What I found was that the screws that are holding the rubber on the bumper are really roached. Too much salt, dirt and no easy way to be cleaned deteriorated them through the years. A bunch of blood, sweat and tears required me to unbolt the rubber from the ends so that I could cinch up the bumper shocks to the bumpers. I suggest you remedy that situation with some 13mm "Nyloc" style nuts you can get from most auto parts or large scale hardware store. These have a nylon insert that makes using lock washers unnecessary. (Wait, don't run there yet, I have more parts needed at the hardware store before you begin)

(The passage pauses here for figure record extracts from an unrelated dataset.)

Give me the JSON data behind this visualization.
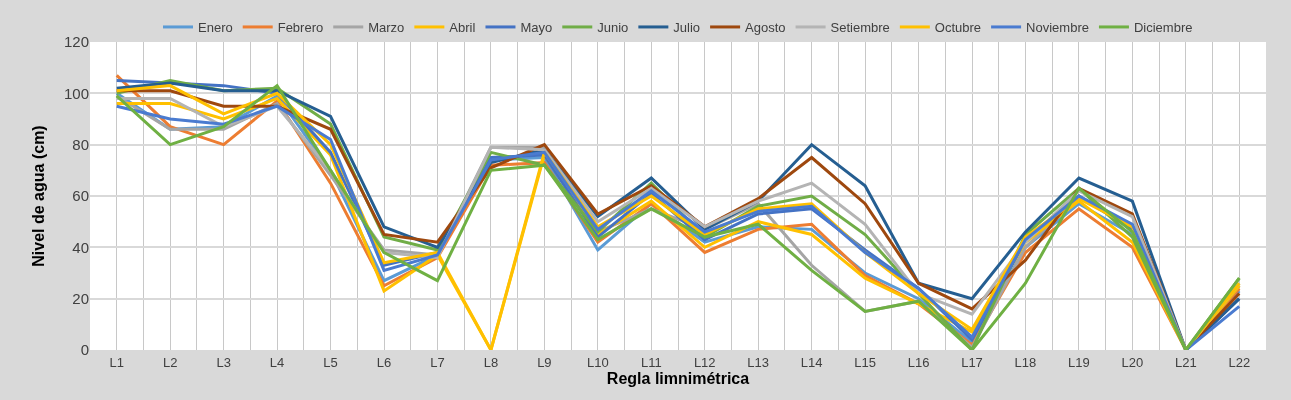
{
  "chart_data": {
    "type": "line",
    "xlabel": "Regla limnimétrica",
    "ylabel": "Nivel de agua (cm)",
    "categories": [
      "L1",
      "L2",
      "L3",
      "L4",
      "L5",
      "L6",
      "L7",
      "L8",
      "L9",
      "L10",
      "L11",
      "L12",
      "L13",
      "L14",
      "L15",
      "L16",
      "L17",
      "L18",
      "L19",
      "L20",
      "L21",
      "L22"
    ],
    "ylim": [
      0,
      120
    ],
    "yticks": [
      0,
      20,
      40,
      60,
      80,
      100,
      120
    ],
    "grid": true,
    "legend": "top",
    "marker": "none",
    "line_style": "solid",
    "series": [
      {
        "name": "Enero",
        "color": "#5b9bd5",
        "values": [
          100,
          86,
          87,
          99,
          70,
          27,
          37,
          74,
          75,
          39,
          57,
          42,
          48,
          47,
          30,
          20,
          3,
          40,
          57,
          45,
          0,
          23
        ]
      },
      {
        "name": "Febrero",
        "color": "#ed7d31",
        "values": [
          107,
          87,
          80,
          97,
          65,
          25,
          36,
          72,
          73,
          42,
          57,
          38,
          47,
          49,
          29,
          18,
          2,
          38,
          55,
          40,
          0,
          24
        ]
      },
      {
        "name": "Marzo",
        "color": "#a5a5a5",
        "values": [
          99,
          86,
          86,
          96,
          68,
          39,
          37,
          79,
          79,
          46,
          55,
          47,
          57,
          33,
          15,
          19,
          1,
          40,
          60,
          47,
          0,
          25
        ]
      },
      {
        "name": "Abril",
        "color": "#ffc000",
        "values": [
          96,
          96,
          90,
          98,
          76,
          23,
          37,
          0,
          76,
          45,
          58,
          40,
          50,
          45,
          28,
          18,
          7,
          42,
          58,
          42,
          0,
          25
        ]
      },
      {
        "name": "Mayo",
        "color": "#4472c4",
        "values": [
          105,
          104,
          103,
          100,
          77,
          33,
          38,
          75,
          76,
          44,
          61,
          43,
          53,
          55,
          39,
          24,
          4,
          43,
          60,
          47,
          0,
          20
        ]
      },
      {
        "name": "Junio",
        "color": "#70ad47",
        "values": [
          100,
          105,
          101,
          102,
          88,
          44,
          39,
          77,
          72,
          46,
          65,
          44,
          56,
          60,
          45,
          22,
          0,
          45,
          63,
          44,
          0,
          28
        ]
      },
      {
        "name": "Julio",
        "color": "#255e91",
        "values": [
          102,
          104,
          101,
          101,
          91,
          48,
          40,
          73,
          78,
          52,
          67,
          47,
          58,
          80,
          64,
          26,
          20,
          46,
          67,
          58,
          0,
          20
        ]
      },
      {
        "name": "Agosto",
        "color": "#9e480e",
        "values": [
          101,
          101,
          95,
          95,
          86,
          45,
          42,
          71,
          80,
          53,
          64,
          48,
          59,
          75,
          57,
          26,
          16,
          35,
          63,
          53,
          0,
          22
        ]
      },
      {
        "name": "Setiembre",
        "color": "#b4b4b4",
        "values": [
          98,
          98,
          87,
          95,
          70,
          38,
          36,
          79,
          78,
          50,
          63,
          48,
          58,
          65,
          49,
          22,
          14,
          42,
          62,
          52,
          0,
          26
        ]
      },
      {
        "name": "Octubre",
        "color": "#ffc000",
        "values": [
          101,
          103,
          92,
          100,
          80,
          34,
          38,
          0,
          77,
          48,
          60,
          45,
          55,
          57,
          38,
          22,
          8,
          44,
          59,
          48,
          0,
          26
        ]
      },
      {
        "name": "Noviembre",
        "color": "#4a7bd0",
        "values": [
          95,
          90,
          88,
          95,
          82,
          31,
          37,
          74,
          77,
          47,
          62,
          46,
          54,
          56,
          38,
          24,
          5,
          43,
          60,
          49,
          0,
          17
        ]
      },
      {
        "name": "Diciembre",
        "color": "#6fb043",
        "values": [
          99,
          80,
          87,
          103,
          70,
          38,
          27,
          70,
          72,
          43,
          55,
          44,
          49,
          31,
          15,
          19,
          0,
          26,
          63,
          46,
          0,
          28
        ]
      }
    ]
  }
}
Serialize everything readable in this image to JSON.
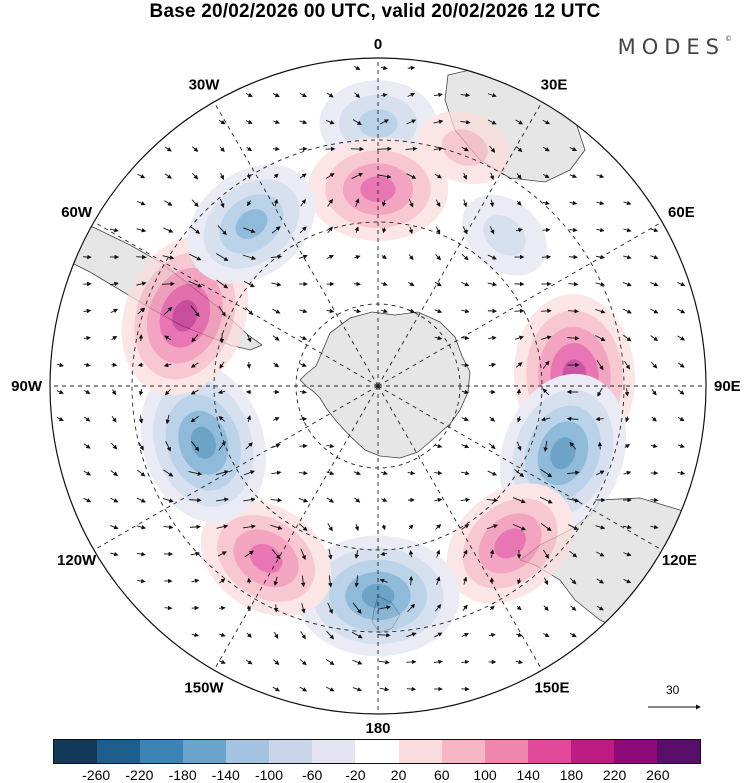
{
  "title": "Base 20/02/2026 00 UTC, valid 20/02/2026 12 UTC",
  "logo": "MODES",
  "logo_mark": "©",
  "longitude_labels": [
    "0",
    "30E",
    "60E",
    "90E",
    "120E",
    "150E",
    "180",
    "150W",
    "120W",
    "90W",
    "60W",
    "30W"
  ],
  "vector_scale_label": "30",
  "colorbar": {
    "ticks": [
      "-260",
      "-220",
      "-180",
      "-140",
      "-100",
      "-60",
      "-20",
      "20",
      "60",
      "100",
      "140",
      "180",
      "220",
      "260"
    ],
    "colors": [
      "#12395a",
      "#1d5f8c",
      "#3b84b5",
      "#6aa3cc",
      "#a5c4e1",
      "#c9d6ea",
      "#e4e4f2",
      "#ffffff",
      "#fbdcdc",
      "#f6b6c3",
      "#ef86ad",
      "#e2499b",
      "#bd1b84",
      "#8c0a78",
      "#5a0e6b"
    ]
  },
  "anomaly_centers": [
    {
      "name": "lat-30-lon-0-low",
      "lat": -30,
      "lon": 0,
      "value": -100
    },
    {
      "name": "lat-45-lon-0-high",
      "lat": -45,
      "lon": 0,
      "value": 140
    },
    {
      "name": "lat-45-lon-40-low",
      "lat": -45,
      "lon": 40,
      "value": -60
    },
    {
      "name": "lat-32-lon-20-high",
      "lat": -32,
      "lon": 20,
      "value": 60
    },
    {
      "name": "lat-45-lon-87-high",
      "lat": -45,
      "lon": 87,
      "value": 180
    },
    {
      "name": "lat-45-lon-110-low",
      "lat": -45,
      "lon": 110,
      "value": -180
    },
    {
      "name": "lat-43-lon-140-high",
      "lat": -43,
      "lon": 140,
      "value": 140
    },
    {
      "name": "lat-42-lon-180-low",
      "lat": -42,
      "lon": 180,
      "value": -180
    },
    {
      "name": "lat-43-lon-213-high",
      "lat": -43,
      "lon": 213,
      "value": 140
    },
    {
      "name": "lat-48-lon-252-low",
      "lat": -48,
      "lon": 252,
      "value": -180
    },
    {
      "name": "lat-43-lon-290-high",
      "lat": -43,
      "lon": 290,
      "value": 180
    },
    {
      "name": "lat-43-lon-322-low",
      "lat": -43,
      "lon": 322,
      "value": -140
    }
  ]
}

The ends are next. Of course the metal that was reinforcing these ends is long gone to salt and water. Most of it crumbled in my hands when I took the old bumper off. Ok, add these to your shopping list:
Some 10mm bolts about 1.5" long, some fender washers and some matching Nyloc nuts to go with it. These will be used to secure the bumper bellows to the car and the bumper itself. Make sure you get stainless steel parts here, otherwise you'll be wrenching them off again with the help of a cold chisel and Liquid Wrench. Repeat this for both sides of the bumper, then your ready for the cosmetics.
Next up: I don't know what you call this, but it keeps the dust out... is it a dust cover? It comes apart in 3 parts and is screwed into the car through some holes below the chrome trim (see photo below). Needless to say, I'm still not for sure what I'm going to do about bumpers on my car... I'm reluctant to spend any more money until I decide NOT to put on euro style bumpers for the 74. Well, I decided to clean this thing really good and soak some Vinylex into it to at least keep it flexible. It was easy to see and feel the original shape of the rubber because it was totally different where it had been hid from the light on the edges than where the sun had faded it into a sandpaper like finish now.
As you can tell, the bottom is pretty wasted and weak, but it's not doing a big job here so I left it for the time being. If I keep the bumpers these will be replaced.
Where these holes are on the body will be dirty because you can't clean the very well. I chose to use some new fasteners that were stainless steel to hold the trim back onto the car. I suggest you take the bolt to the hardware store (add these to your list too) and find something suitable to replace the stock ones. Unfortunately I could not find a metric substitute and had to go with a 3/8" self tapping stainless screw to finish the job as shown below.
These screw holes are down near the wiring harness on the car. You could put a neoprene washer here or a dab of silicone just to make sure no rust breaches the fine finish your car has on it or inside it. 
Once it's back on, you have something worth looking at. I haven't gone after this thing with a buffing wheel or Autosol polish, but I could... when it gets a bit cooler... July in Missouri is hot !!! At this point in my project, most of the things that are affixed to the car are really in better shape than the car body itself... but that's the next chapter in my 2002 story to be told... very soon.